Convinced of the significance of his vision, both for himself and for the rest of the adults at the house, Cowley encourages them to return with him to the hillside in the hope that the phenomena will repeat itself. Upon arriving at the spot, the group are momentarily caught unawares by the appearance of a shimmering angelic assembly. The vision, however, is revealed to be the children, who, on overhearing that the adults intend to seek the miraculous, have decided to play a trick on them, enlisting the help of Sara's model, Mollie Purdue, and dressing themselves in white sheets. Lavender is convinced that the children are endowed with a purity and joy that the adults have foolishly exchanged for a cynical and narrow view of the world. At the close of the novel the ageing minister's desire to partake of that innocence manifests itself in ways both strange and tragic, first in his performance of a bizarre marriage ceremony, wedding the children to one another, and then in his fatal fall from their tree house.
Following the publication of The Season’s Difference Buechner moved to New York City, there to pursue a career as a full-time writer. The young author began the composition of his second novel, however, while residing in New Jersey, where he had returned to teach English at his alma mater, Lawrenceville School. The majority of the manuscript, however, was composed while Buechner was on leave from Lawrenceville in Europe, ‘mostly in England’.[7]

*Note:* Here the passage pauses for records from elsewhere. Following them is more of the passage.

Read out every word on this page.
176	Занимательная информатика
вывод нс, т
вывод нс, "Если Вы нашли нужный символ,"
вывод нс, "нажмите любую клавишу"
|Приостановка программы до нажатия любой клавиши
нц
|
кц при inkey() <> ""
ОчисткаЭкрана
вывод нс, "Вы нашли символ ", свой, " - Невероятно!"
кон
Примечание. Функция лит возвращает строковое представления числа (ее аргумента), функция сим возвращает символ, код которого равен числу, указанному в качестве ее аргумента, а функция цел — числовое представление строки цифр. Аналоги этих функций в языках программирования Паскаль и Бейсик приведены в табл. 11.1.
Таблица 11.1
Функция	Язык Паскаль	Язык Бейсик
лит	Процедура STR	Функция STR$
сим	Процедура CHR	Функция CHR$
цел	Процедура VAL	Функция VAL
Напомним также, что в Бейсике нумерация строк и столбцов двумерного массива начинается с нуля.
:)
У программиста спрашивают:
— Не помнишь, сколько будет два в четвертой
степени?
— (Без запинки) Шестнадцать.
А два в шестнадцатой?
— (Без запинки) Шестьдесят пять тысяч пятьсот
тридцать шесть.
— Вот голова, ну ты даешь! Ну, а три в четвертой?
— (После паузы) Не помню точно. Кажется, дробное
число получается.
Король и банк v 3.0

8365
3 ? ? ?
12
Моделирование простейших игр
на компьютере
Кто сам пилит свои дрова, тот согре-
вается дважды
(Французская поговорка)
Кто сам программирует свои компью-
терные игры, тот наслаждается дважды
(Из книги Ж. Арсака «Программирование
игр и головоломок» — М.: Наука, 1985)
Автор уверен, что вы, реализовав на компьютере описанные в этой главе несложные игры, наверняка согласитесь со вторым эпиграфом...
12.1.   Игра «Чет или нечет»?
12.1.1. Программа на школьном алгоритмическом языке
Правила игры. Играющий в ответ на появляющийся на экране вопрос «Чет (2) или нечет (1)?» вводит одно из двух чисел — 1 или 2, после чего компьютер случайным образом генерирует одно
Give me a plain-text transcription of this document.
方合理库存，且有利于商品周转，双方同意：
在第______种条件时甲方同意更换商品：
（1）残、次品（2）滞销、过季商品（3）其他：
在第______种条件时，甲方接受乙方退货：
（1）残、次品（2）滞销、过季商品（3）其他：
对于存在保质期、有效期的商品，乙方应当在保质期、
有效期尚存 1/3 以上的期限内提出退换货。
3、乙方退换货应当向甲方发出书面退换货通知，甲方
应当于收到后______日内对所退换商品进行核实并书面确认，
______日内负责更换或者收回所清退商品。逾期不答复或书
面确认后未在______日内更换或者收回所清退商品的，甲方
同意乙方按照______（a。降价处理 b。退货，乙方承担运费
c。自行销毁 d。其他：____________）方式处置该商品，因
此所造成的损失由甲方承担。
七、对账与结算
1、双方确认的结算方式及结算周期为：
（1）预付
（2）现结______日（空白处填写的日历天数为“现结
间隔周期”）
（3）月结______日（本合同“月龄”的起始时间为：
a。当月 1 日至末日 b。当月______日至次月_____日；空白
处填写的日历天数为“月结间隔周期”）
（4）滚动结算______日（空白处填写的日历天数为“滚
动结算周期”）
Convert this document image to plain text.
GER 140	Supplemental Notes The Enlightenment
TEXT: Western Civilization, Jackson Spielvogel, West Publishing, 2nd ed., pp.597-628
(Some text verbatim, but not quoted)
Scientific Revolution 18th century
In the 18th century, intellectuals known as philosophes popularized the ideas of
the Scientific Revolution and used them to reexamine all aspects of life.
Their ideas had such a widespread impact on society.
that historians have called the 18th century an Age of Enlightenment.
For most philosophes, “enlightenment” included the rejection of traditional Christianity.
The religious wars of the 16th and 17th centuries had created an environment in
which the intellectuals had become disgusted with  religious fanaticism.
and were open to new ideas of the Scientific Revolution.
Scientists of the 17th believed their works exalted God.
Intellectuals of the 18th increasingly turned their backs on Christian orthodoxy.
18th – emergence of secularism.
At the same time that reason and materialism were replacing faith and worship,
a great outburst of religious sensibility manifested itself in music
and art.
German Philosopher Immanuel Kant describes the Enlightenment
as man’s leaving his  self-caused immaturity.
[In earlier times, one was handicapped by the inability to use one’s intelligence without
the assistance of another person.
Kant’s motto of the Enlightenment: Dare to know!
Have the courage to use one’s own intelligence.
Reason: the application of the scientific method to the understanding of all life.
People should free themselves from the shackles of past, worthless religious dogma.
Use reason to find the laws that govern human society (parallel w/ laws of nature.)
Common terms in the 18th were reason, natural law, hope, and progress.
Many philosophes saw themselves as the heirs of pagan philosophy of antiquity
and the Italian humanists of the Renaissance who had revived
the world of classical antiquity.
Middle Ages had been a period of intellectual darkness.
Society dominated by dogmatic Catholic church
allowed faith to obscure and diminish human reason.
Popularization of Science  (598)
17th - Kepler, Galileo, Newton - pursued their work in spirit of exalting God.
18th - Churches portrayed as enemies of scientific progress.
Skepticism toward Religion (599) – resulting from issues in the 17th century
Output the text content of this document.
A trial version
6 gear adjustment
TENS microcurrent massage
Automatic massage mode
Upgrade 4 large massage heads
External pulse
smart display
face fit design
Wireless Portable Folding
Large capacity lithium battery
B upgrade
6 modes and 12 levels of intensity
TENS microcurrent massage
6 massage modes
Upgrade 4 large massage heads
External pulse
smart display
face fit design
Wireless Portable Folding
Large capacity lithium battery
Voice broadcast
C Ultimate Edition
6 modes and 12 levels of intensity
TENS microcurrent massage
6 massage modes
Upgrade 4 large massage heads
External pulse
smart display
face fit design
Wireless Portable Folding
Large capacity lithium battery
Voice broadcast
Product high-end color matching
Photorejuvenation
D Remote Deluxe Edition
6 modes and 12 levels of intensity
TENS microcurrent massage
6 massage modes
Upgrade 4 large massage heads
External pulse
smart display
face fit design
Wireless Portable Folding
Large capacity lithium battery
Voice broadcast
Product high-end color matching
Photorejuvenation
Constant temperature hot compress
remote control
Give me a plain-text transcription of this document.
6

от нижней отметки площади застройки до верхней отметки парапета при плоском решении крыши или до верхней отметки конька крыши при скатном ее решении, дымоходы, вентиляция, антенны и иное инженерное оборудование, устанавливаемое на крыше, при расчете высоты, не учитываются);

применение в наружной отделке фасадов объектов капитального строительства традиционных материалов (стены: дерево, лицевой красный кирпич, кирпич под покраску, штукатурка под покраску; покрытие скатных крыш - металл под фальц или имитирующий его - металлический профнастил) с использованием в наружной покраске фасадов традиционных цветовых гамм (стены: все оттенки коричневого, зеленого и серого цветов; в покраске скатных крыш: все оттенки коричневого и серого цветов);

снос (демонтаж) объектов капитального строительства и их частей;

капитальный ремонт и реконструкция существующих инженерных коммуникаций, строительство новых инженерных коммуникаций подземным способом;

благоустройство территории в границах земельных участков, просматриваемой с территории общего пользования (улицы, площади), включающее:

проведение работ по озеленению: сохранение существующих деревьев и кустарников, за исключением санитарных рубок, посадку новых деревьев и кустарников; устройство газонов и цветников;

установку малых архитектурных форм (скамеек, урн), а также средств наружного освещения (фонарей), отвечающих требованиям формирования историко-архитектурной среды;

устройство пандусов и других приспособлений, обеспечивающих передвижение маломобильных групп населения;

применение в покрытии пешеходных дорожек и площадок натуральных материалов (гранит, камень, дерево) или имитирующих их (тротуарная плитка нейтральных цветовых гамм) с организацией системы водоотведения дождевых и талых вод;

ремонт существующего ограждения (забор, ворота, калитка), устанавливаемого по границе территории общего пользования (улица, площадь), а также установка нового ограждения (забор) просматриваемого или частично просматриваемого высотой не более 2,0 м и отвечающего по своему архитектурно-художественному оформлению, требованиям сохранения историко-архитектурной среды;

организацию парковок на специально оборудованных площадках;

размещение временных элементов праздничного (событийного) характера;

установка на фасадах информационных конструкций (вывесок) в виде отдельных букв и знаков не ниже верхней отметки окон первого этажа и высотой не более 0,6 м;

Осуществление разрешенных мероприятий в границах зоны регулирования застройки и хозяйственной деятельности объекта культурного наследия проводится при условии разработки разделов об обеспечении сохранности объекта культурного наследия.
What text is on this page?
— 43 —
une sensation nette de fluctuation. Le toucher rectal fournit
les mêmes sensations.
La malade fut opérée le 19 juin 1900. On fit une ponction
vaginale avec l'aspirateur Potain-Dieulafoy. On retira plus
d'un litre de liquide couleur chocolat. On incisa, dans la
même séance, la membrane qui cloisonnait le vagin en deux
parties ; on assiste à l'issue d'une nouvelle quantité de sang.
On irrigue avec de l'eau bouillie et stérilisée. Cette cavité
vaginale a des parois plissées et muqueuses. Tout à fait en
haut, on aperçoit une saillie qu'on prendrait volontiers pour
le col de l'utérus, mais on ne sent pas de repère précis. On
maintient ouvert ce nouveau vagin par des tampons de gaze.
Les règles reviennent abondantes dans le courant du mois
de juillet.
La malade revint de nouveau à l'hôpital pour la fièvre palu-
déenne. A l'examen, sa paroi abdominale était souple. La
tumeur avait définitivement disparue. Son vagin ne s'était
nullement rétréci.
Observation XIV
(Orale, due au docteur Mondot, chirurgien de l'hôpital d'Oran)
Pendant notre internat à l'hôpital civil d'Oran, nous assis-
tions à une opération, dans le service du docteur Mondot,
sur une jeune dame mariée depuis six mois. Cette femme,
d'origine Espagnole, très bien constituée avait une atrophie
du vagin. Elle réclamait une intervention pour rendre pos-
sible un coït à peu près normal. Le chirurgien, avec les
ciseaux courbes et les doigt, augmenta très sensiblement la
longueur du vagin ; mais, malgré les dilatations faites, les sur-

Like Buechner's first novel, A Long Day’s Dying, his second is commonly considered to be broadly modernist in its style. The theme of suicide, present in A Long Day’s Dying, is also in view here through the grief of Julie McMoon. Similar also is the focus of The Seasons’ Difference around the wearied sophistication of the leisure classes – a common modernist trope. Into this modernism, however, Buechner weaves pastoral themes, included in which is the depiction of nature as a mysterious, liminal space. Death, innocence, and the attempt to recapture youth are also central to the novel, as are the theological questions that would become so vital to Buechner's later work. Indeed, critic Dale Brown writes that the novel posits the question, ‘what are sophisticated folk to do with this claim of miracle?’[8] Brown adds, however, that ‘the action of this novel as, as it was in A Long Day’s Dying, interior – inside the minds of the various characters, even the cloudy and tentative minds of the children.’[9]
Though often cited as Buechner's least-fated novel, The Seasons' Difference received a significant amount of praise from a variety of literary critics. Following its publication, the novel drew the following comment from Caspar Weinberger (later, in an article written for the San Francisco Chronicle: ‘It is not too much to say that among America’s current novelists his abilities are the most obvious and his ultimate place is with the best we have produced’.[10] A review in Punch, written by Francis Bickley, labelled the work ‘a brilliant book’,[11] while Tangye Lean wrote in The Spectator that it was ‘one of the most distinguished novels that has recently come out of America’.[12] In his review written for the New Statesman, J.D. Scott wrote favourably of Buechner's portrayal of the children in The Seasons’ Difference, concluding that it was ‘true and touching’.[13]